Name the salt and the gas made when calcium carbonate reacts with hydrochloric acid.

Show answer
  • Salt: calcium chloride; gas: carbon dioxide. 1 mark (both needed)

acid + carbonate → salt + water + carbon dioxide. Equation: CaCO3 + 2HCl → CaCl2 + H2O + CO2.

Q2 [2 marks]

A salt is made from aluminium ions, Al3+, and sulfate ions, SO42−. Deduce the formula of this salt.

Show answer
  • Balance the charges: two Al3+ give 6+, three SO42− give 6−, so the ratio is 2 : 3. 1 mark
  • Formula: Al2(SO4)3 — the bracket and subscript 3 show three sulfate groups. 1 mark
Q3 [6 marks] Required practical 1

Describe how you would prepare a pure, dry sample of copper sulfate crystals from copper oxide (an insoluble base) and dilute sulfuric acid. This is a levels-of-response question — give the steps in a logical order, with enough practical detail to follow. Plan, then compare with the model answer.

Show a model answer

How it is marked (levels of response):

  • Level 3 (5–6): a logically ordered method with the key practical detail (excess base, filter, crystallise, dry) that would reliably give a pure, dry sample.
  • Level 2 (3–4): several correct steps, but with a gap or the order muddled.
  • Level 1 (1–2): one or two relevant practical points.

Indicative content:

  • Warm the dilute sulfuric acid gently (to speed up the reaction).
  • Add the copper oxide a little at a time, stirring, until no more dissolves and some solid remains — i.e. the base is in excess, so all the acid is used up.
  • Filter to remove the unreacted excess copper oxide; the blue filtrate is the copper sulfate solution.
  • Crystallise: heat the filtrate in an evaporating basin to evaporate off some of the water, then leave it to cool slowly so crystals form.
  • Dry the crystals (e.g. pat between filter paper or leave in a warm place).

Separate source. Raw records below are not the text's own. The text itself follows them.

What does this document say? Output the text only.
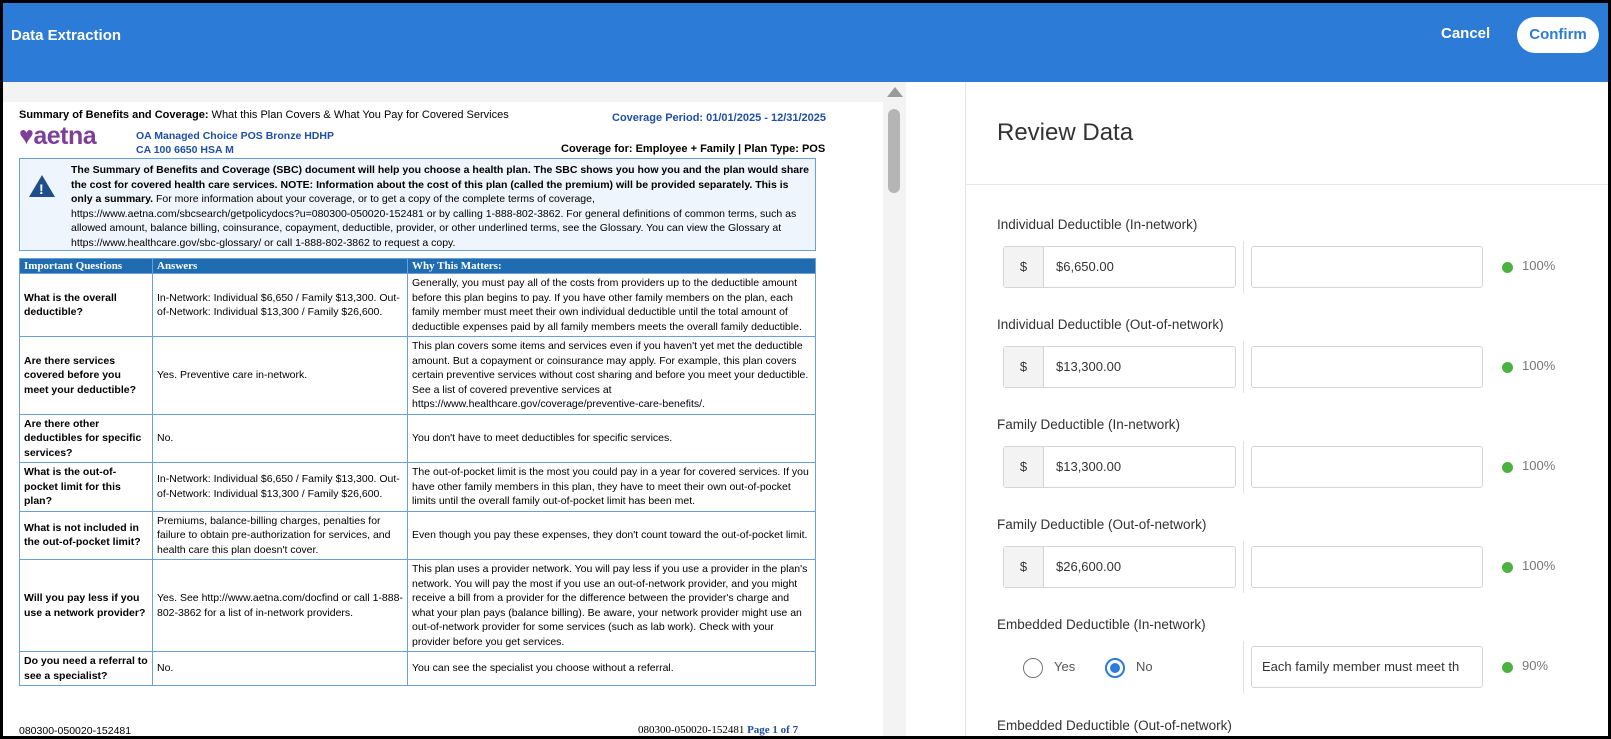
Data Extraction	Cancel	Confirm
Summary of Benefits and Coverage: What this Plan Covers & What You Pay for Covered Services	Coverage Period: 01/01/2025 - 12/31/2025
♥aetna	OA Managed Choice POS Bronze HDHP
CA 100 6650 HSA M	Coverage for: Employee + Family | Plan Type: POS
!
The Summary of Benefits and Coverage (SBC) document will help you choose a health plan. The SBC shows you how you and the plan would share the cost for covered health care services. NOTE: Information about the cost of this plan (called the premium) will be provided separately. This is only a summary. For more information about your coverage, or to get a copy of the complete terms of coverage, https://www.aetna.com/sbcsearch/getpolicydocs?u=080300-050020-152481 or by calling 1-888-802-3862. For general definitions of common terms, such as allowed amount, balance billing, coinsurance, copayment, deductible, provider, or other underlined terms, see the Glossary. You can view the Glossary at https://www.healthcare.gov/sbc-glossary/ or call 1-888-802-3862 to request a copy.
Important Questions	Answers	Why This Matters:
What is the overall deductible?	In-Network: Individual $6,650 / Family $13,300. Out-of-Network: Individual $13,300 / Family $26,600.	Generally, you must pay all of the costs from providers up to the deductible amount before this plan begins to pay. If you have other family members on the plan, each family member must meet their own individual deductible until the total amount of deductible expenses paid by all family members meets the overall family deductible.
Are there services covered before you meet your deductible?	Yes. Preventive care in-network.	This plan covers some items and services even if you haven't yet met the deductible amount. But a copayment or coinsurance may apply. For example, this plan covers certain preventive services without cost sharing and before you meet your deductible. See a list of covered preventive services at https://www.healthcare.gov/coverage/preventive-care-benefits/.
Are there other deductibles for specific services?	No.	You don't have to meet deductibles for specific services.
What is the out-of-pocket limit for this plan?	In-Network: Individual $6,650 / Family $13,300. Out-of-Network: Individual $13,300 / Family $26,600.	The out-of-pocket limit is the most you could pay in a year for covered services. If you have other family members in this plan, they have to meet their own out-of-pocket limits until the overall family out-of-pocket limit has been met.
What is not included in the out-of-pocket limit?	Premiums, balance-billing charges, penalties for failure to obtain pre-authorization for services, and health care this plan doesn't cover.	Even though you pay these expenses, they don't count toward the out-of-pocket limit.
Will you pay less if you use a network provider?	Yes. See http://www.aetna.com/docfind or call 1-888-802-3862 for a list of in-network providers.	This plan uses a provider network. You will pay less if you use a provider in the plan's network. You will pay the most if you use an out-of-network provider, and you might receive a bill from a provider for the difference between the provider's charge and what your plan pays (balance billing). Be aware, your network provider might use an out-of-network provider for some services (such as lab work). Check with your provider before you get services.
Do you need a referral to see a specialist?	No.	You can see the specialist you choose without a referral.
080300-050020-152481	080300-050020-152481 Page 1 of 7
Review Data
Individual Deductible (In-network)
$	$6,650.00	100%
Individual Deductible (Out-of-network)
$	$13,300.00	100%
Family Deductible (In-network)
$	$13,300.00	100%
Family Deductible (Out-of-network)
$	$26,600.00	100%
Embedded Deductible (In-network)
Yes	No	Each family member must meet th	90%
Embedded Deductible (Out-of-network)
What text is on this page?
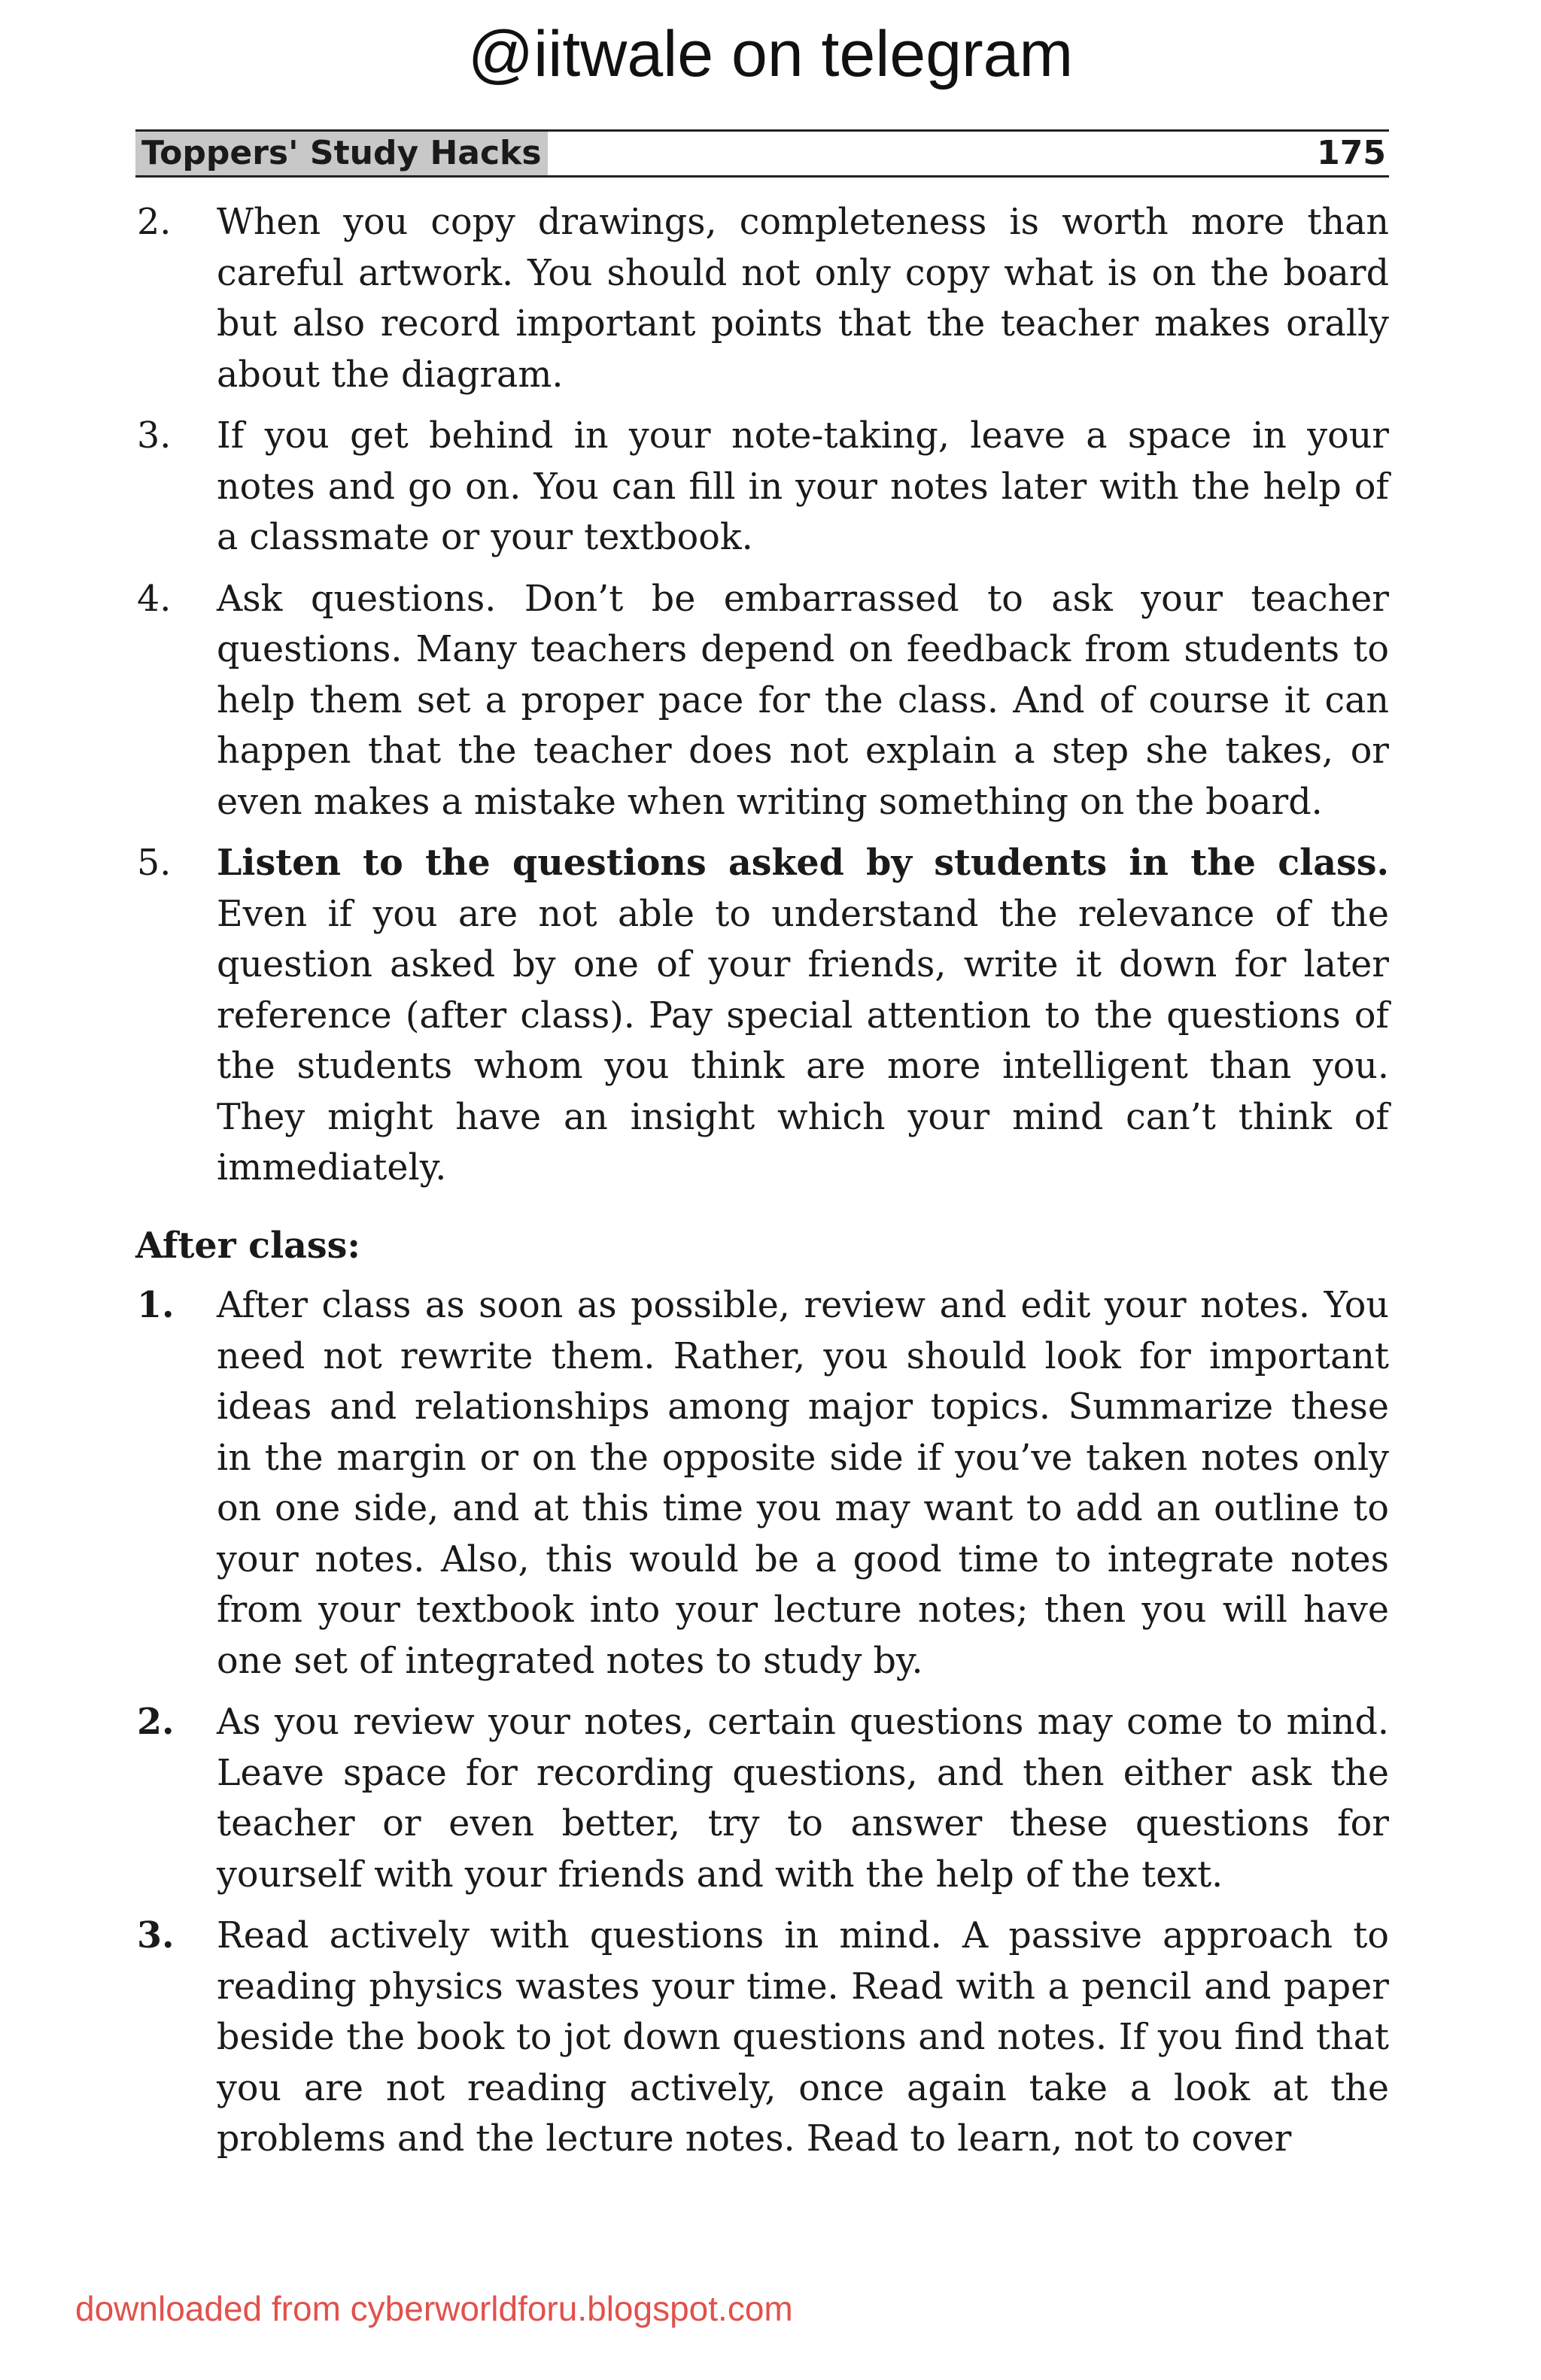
@iitwale on telegram
Toppers' Study Hacks	175
2. When you copy drawings, completeness is worth more than careful artwork. You should not only copy what is on the board but also record important points that the teacher makes orally about the diagram.
3. If you get behind in your note-taking, leave a space in your notes and go on. You can fill in your notes later with the help of a classmate or your textbook.
4. Ask questions. Don’t be embarrassed to ask your teacher questions. Many teachers depend on feedback from students to help them set a proper pace for the class. And of course it can happen that the teacher does not explain a step she takes, or even makes a mistake when writing something on the board.
5. Listen to the questions asked by students in the class. Even if you are not able to understand the relevance of the question asked by one of your friends, write it down for later reference (after class). Pay special attention to the questions of the students whom you think are more intelligent than you. They might have an insight which your mind can’t think of immediately.
After class:
1. After class as soon as possible, review and edit your notes. You need not rewrite them. Rather, you should look for important ideas and relationships among major topics. Summarize these in the margin or on the opposite side if you’ve taken notes only on one side, and at this time you may want to add an outline to your notes. Also, this would be a good time to integrate notes from your textbook into your lecture notes; then you will have one set of integrated notes to study by.
2. As you review your notes, certain questions may come to mind. Leave space for recording questions, and then either ask the teacher or even better, try to answer these questions for yourself with your friends and with the help of the text.
3. Read actively with questions in mind. A passive approach to reading physics wastes your time. Read with a pencil and paper beside the book to jot down questions and notes. If you find that you are not reading actively, once again take a look at the problems and the lecture notes. Read to learn, not to cover
downloaded from cyberworldforu.blogspot.com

Conclusion (needed for Level 3): following the steps in this order — excess base, filter, crystallise, dry — gives a pure, dry sample of copper sulfate, because the excess guarantees the acid is all neutralised and filtering removes the unreacted solid. 6 marks

Equation: CuO + H2SO4 → CuSO4 + H2O. Do not accept evaporating to dryness, which would drive off the water of crystallisation and spoil the crystals.